Policymakers can’t forecast. Community leaders are as unlikely to accurately predict the future as economists. What they can do, however, is to use trends to develop scenarios of what the future might be, and then shape their communities to be Future Fit.


Policymakers should be prepared for breakdowns. Crises are built into the DNA of a CAS and a community. Communities in which leaders work through various scenarios to minimize pain and eliminate suffering are the ones which are truly resilient. It’s not so much that they develop specific plans to deal with each scenario but that they build the collective experience of working together for the community. This is cultural capital of the highest order!

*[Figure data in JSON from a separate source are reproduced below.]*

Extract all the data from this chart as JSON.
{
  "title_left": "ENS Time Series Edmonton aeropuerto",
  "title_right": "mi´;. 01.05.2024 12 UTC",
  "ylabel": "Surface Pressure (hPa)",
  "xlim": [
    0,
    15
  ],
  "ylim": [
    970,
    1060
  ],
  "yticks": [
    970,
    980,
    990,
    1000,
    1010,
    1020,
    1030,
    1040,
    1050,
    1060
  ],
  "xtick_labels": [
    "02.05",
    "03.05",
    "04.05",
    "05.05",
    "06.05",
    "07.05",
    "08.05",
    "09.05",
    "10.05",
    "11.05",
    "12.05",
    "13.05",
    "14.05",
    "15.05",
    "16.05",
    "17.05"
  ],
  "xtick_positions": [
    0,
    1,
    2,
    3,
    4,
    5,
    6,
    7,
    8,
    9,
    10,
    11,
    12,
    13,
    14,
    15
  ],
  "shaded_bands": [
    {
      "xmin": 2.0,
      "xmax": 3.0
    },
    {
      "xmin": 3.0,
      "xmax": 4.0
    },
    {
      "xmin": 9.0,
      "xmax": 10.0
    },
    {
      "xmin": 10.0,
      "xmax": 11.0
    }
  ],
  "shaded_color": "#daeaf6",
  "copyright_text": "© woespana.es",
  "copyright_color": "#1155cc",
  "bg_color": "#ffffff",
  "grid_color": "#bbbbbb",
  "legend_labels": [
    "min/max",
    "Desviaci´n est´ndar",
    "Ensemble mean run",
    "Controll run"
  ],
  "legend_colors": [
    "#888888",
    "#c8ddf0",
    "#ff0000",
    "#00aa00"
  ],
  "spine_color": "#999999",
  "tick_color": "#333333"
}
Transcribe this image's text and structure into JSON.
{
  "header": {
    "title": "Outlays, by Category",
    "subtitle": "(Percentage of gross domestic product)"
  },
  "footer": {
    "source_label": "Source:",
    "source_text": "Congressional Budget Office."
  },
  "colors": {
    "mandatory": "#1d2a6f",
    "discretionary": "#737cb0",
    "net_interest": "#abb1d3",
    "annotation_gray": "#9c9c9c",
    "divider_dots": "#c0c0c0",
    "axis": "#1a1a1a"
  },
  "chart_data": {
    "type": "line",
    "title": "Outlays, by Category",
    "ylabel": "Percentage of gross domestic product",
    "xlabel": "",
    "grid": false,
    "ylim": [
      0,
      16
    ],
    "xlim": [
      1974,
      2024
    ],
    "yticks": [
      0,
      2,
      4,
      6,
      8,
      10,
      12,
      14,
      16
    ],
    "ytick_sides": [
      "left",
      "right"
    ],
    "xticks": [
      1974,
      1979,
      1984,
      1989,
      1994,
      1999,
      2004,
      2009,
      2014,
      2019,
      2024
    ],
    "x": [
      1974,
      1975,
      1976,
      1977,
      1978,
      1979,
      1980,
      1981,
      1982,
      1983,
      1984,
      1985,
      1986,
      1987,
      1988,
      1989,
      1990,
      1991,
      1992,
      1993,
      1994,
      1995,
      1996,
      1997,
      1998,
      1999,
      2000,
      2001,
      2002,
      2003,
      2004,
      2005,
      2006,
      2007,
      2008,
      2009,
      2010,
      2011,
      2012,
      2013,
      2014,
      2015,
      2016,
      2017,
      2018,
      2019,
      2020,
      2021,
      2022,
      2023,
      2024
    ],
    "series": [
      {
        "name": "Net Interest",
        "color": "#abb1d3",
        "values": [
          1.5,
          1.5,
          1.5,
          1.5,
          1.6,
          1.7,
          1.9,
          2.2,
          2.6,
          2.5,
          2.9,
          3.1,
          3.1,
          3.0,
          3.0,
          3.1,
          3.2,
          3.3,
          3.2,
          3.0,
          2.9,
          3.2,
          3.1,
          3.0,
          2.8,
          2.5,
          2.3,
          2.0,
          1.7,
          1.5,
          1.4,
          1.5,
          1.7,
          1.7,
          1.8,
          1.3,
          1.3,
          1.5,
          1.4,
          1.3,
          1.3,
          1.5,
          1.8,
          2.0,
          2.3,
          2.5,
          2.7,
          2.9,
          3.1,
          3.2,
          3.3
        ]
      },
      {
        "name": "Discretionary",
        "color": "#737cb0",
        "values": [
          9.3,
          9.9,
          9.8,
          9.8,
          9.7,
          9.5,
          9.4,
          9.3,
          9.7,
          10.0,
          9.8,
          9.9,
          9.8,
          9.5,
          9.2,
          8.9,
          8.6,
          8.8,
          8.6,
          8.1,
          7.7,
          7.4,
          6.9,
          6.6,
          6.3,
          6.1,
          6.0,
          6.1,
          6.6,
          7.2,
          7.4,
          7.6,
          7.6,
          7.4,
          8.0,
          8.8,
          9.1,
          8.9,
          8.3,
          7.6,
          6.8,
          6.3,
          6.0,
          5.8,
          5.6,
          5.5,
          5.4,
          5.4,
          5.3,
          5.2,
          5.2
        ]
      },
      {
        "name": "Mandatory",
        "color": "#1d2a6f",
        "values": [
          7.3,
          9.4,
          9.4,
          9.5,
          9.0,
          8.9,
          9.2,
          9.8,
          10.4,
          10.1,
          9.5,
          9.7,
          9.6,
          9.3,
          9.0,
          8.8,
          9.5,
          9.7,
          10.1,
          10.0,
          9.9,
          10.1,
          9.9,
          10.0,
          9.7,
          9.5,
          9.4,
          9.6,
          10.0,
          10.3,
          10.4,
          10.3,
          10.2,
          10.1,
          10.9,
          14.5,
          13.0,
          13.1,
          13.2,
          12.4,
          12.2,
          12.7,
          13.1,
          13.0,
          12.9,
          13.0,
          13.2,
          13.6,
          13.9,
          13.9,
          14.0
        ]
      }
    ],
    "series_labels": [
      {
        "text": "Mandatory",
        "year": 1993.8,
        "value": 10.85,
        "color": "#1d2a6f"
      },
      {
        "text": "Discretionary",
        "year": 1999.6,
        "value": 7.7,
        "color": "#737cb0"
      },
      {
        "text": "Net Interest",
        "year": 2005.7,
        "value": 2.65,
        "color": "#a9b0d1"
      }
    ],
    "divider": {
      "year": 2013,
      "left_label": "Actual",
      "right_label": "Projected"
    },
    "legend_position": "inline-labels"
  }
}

No policymaker is an island. In the modern world, every community is connected to others. Every community is embedded in a state or province, and that in a nation. Every community is made up of neighborhoods and other community systems, many of which are also complex. Ultimately, each of these is a group of people bound together for a common purpose. Thus, when community leaders take action in their community – hopefully to improve it! – the impacts may be felt in their residents’ homes, in neighboring communities, and up to the halls of government. Thus, evaluation should be part of action, especially looking for unintended consequences.


A community’s resilience resides in its ability to adapt – both to the stresses inherent in its connections to the rest of the world and to the Wild Things it faces – those extreme events that can permanently alter a community’s quality of life. White’s “Lessons” make the point that communities as CASs may be unpredictable, but that policymakers – community leaders – can devise means to see where the community is going, and to influence the outcome. Ultimately White’s most important lesson is for community leaders to embrace the complexity of their communities. His “Lessons” provide community leaders with a practical playbook they can use to build their communities’ adaptive capacity and to make their communities more resilient.